Dari bukti keberadaan Allah. Ibnu Sina melanjutkan dengan menjelaskan bagaimana dunia dan berasal dari Allah urutannya.Sedangkan ARISTOTELES (§ 16) sendiri tidak berhubungan Intelek Aktif yang mungkin tersirat dalam On III Jiwa dengan penyebab, pertama-pemikiran yang universal ditemukan di dalam Kitab XII Metafisika nya, kemudian komentator karyanya (misalnya, ALEXANDER DARI Aphrodisias) mengidentifikasi dua, membuat Intelek Aktif, prinsip yang membawa tentang perjalanan intelek manusia dari kemungkinan untuk aktualitas, ke penyebab pertama alam semesta. Bersama dengan hal ini adalah bukti keberadaan Allah yang melihat dia tidak hanya sebagai penggerak utama tetapi juga sebagai ada yang pertama. Diri Allah-pengetahuan terdiri dalam tindakan kekal yang menghasilkan atau membawa tentang kecerdasan pertama atau kesadaran. Ini kecerdasan pertama conceives atau cognizes perlunya keberadaan Allah, kebutuhan eksistensinya sendiri, dan keberadaannya sendiri sebagai mungkin. Dari tindakan-tindakan pembuahan, existents lain muncul: kecerdasan lain, jiwa surgawi dan tubuh surgawi, masing-masing. Yang terakhir merupakan lingkup pertama dari alam semesta, dan ketika kecerdasan kedua terlibat dalam tindakan kognitif sendiri, itu merupakan tingkat bintang tetap serta lain tingkat kecerdasan yang, pada gilirannya, menghasilkan kecerdasan lain dan tingkat lain dari tubuh. Intelijen seperti terakhir yang berasal dari tindakan berturut-turut mengetahui adalah Akal Aktif, yang menghasilkan dunia kita. Emanasi tersebut tidak dapat melanjutkan tanpa batas, walaupun yang dapat melanjutkan dari intelijen, tidak setiap kecerdasan yang mengandung aspek yang sama akan menghasilkan efek yang sama.Kecerdasan berturut-turut telah berkurang kekuasaan. dan intelek aktif, berdiri kesepuluh dalam hierarki, tidak lagi memiliki kekuatan untuk memancarkan makhluk kekal.

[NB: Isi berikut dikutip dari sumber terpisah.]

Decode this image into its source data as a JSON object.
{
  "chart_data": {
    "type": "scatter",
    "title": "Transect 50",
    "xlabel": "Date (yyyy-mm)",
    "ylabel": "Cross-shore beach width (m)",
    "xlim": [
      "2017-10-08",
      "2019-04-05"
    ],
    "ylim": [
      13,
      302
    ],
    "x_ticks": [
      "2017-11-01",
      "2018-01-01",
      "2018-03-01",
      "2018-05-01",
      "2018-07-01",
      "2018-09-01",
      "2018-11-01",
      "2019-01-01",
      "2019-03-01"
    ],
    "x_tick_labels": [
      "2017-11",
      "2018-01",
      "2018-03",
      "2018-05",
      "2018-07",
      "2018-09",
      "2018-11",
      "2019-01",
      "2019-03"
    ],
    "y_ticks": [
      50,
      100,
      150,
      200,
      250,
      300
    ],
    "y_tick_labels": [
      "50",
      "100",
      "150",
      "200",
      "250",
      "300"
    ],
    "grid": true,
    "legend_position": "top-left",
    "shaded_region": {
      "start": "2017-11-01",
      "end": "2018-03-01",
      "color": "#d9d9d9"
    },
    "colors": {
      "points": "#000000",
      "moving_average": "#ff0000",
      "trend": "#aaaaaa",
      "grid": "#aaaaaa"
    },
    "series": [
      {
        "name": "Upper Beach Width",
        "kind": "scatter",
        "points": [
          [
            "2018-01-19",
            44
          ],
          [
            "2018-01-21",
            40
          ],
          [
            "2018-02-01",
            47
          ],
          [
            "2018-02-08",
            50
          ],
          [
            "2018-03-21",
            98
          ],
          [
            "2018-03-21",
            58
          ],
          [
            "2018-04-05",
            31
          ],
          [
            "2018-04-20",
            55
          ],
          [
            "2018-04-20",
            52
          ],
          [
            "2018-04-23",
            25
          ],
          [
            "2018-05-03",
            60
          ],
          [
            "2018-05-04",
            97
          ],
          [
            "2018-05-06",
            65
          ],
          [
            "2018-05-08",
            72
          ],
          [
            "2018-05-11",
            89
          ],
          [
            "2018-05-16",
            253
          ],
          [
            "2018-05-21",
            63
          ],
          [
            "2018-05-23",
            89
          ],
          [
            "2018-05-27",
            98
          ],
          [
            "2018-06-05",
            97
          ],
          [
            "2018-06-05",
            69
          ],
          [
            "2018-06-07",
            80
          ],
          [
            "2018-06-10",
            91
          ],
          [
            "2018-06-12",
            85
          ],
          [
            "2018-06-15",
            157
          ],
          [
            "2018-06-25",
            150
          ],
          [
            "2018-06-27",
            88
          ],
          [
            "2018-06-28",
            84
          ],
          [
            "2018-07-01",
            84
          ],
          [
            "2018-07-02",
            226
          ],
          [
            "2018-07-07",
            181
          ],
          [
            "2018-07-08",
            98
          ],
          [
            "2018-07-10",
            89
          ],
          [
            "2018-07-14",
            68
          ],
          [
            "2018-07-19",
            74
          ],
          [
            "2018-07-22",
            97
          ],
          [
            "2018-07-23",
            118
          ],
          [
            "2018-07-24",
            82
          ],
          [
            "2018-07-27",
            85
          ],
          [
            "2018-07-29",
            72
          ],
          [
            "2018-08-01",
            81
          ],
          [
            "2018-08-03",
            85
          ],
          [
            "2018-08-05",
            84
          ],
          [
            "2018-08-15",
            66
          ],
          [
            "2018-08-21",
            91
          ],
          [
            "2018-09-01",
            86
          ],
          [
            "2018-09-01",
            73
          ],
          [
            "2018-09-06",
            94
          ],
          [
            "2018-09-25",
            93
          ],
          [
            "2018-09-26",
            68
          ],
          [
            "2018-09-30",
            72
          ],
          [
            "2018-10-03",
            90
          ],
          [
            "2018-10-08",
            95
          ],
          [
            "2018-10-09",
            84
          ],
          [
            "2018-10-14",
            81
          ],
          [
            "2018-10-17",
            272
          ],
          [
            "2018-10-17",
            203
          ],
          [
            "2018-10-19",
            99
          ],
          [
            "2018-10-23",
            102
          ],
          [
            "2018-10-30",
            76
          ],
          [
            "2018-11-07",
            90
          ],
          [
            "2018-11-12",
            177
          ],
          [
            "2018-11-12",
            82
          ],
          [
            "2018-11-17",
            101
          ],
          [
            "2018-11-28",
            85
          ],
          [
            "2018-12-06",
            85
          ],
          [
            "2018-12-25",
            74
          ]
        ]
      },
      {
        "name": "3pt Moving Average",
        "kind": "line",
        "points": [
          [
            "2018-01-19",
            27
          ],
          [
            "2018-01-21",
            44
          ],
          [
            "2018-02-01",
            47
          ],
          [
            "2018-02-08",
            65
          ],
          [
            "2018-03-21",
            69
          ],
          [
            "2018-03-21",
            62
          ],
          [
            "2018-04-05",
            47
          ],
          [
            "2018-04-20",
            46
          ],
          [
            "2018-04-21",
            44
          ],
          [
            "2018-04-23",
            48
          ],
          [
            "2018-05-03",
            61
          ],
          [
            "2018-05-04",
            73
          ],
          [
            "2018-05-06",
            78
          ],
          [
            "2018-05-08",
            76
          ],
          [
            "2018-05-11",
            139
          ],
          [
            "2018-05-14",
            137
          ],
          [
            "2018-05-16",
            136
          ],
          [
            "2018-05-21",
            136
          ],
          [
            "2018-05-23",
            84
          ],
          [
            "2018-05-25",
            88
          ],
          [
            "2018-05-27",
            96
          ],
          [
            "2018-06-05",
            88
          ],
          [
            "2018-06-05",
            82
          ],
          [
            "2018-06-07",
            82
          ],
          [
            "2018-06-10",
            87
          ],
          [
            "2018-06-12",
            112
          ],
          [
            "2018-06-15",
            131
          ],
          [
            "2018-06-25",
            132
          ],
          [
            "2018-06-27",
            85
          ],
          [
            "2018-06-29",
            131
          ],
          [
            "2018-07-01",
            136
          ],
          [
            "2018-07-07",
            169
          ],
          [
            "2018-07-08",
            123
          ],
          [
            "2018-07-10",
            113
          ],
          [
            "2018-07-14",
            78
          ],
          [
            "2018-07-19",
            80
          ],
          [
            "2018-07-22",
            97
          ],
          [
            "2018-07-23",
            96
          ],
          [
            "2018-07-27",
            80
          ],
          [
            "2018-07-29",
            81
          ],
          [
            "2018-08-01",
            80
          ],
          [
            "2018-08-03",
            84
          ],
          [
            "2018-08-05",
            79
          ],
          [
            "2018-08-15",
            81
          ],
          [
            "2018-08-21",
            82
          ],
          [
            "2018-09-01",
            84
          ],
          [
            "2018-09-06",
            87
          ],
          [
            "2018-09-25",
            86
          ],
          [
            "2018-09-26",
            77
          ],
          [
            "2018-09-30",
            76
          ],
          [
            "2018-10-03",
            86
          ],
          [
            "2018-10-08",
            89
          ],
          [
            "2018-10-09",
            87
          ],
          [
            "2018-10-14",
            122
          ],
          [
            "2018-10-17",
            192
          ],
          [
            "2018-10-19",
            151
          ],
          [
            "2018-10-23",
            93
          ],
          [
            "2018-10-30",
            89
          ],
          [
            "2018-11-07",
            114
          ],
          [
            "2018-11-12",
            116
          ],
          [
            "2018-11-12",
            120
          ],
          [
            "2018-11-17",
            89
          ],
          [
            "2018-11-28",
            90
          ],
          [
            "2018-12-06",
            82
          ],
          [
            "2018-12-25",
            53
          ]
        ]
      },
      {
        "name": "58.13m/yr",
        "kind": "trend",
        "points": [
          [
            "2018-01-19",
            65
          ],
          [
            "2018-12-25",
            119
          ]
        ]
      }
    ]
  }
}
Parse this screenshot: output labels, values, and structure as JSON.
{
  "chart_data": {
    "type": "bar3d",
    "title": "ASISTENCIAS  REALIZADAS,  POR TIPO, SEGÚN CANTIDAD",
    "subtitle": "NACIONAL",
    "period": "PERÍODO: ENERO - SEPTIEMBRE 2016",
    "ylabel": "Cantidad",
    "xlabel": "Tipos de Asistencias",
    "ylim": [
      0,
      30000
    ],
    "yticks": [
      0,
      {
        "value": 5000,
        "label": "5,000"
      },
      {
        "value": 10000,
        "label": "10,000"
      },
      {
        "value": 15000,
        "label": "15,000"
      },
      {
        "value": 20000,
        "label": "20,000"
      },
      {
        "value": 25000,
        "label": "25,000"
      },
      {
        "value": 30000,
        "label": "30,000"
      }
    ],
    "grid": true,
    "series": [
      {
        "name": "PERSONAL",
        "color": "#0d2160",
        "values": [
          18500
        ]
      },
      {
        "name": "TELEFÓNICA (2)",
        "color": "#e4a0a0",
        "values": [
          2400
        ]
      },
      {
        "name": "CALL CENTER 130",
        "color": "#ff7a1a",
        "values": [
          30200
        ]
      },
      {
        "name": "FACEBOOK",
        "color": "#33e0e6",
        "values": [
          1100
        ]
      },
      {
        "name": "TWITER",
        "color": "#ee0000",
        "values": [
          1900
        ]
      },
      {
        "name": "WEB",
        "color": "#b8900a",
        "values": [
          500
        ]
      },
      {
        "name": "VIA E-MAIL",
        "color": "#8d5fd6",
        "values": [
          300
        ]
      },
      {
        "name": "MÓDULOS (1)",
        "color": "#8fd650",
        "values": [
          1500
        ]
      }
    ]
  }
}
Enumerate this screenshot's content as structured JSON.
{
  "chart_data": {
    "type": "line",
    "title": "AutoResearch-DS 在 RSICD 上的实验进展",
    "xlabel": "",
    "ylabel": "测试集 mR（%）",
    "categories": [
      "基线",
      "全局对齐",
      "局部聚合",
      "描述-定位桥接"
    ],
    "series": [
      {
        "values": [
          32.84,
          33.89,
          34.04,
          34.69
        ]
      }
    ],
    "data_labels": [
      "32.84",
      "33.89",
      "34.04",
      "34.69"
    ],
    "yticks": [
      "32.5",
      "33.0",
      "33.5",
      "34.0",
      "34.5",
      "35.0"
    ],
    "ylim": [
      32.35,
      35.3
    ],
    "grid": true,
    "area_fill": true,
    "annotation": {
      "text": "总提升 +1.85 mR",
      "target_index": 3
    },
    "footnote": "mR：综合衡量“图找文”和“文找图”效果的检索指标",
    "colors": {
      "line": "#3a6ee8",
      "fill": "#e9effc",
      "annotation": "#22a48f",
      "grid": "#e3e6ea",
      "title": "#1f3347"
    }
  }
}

Tak satu pun dari proposal oleh Ibnu Sina memberikan alasan untuk menyangka bahwa ia berkomitmen untuk mistisisme (untuk pandangan yang berlawanan, lihat filsafat mistik DALAM ISLAM § I). Sehingga yang disebut 'filsafat Timur', biasanya dipahami mengandung doktrin mistik, tampaknya menjadi sebuah penemuan sepenuhnya Barat yang selama dua ratus tahun terakhir telah dibaca ke dalam karya Ibn Sina (lihat Gutas 1988). Namun demikian, Ibnu Sina menggabungkan Aristotelianisme dengan kepentingan agama, berusaha untuk menjelaskan nubuat memiliki dasar dalam keterbukaan langsung dari pikiran nabi untuk Intelek Aktif, melalui mana hal tengah silogisme, yang silogisme diri mereka sendiri dan kesimpulan mereka menjadi tersedia tanpa prosedur bekerja keluar bukti. Kadang-kadang Nabi keuntungan wawasan melalui imajinasi, dan mengungkapkan pandangannya dalam hal figuratif. Hal ini juga mungkin bagi imajinasi untuk mendapatkan kontak dengan jiwa bola tinggi, yang memungkinkan Nabi untuk membayangkan masa depan dalam beberapa bentuk figuratif. Mungkin juga ada varietas lain nubuat.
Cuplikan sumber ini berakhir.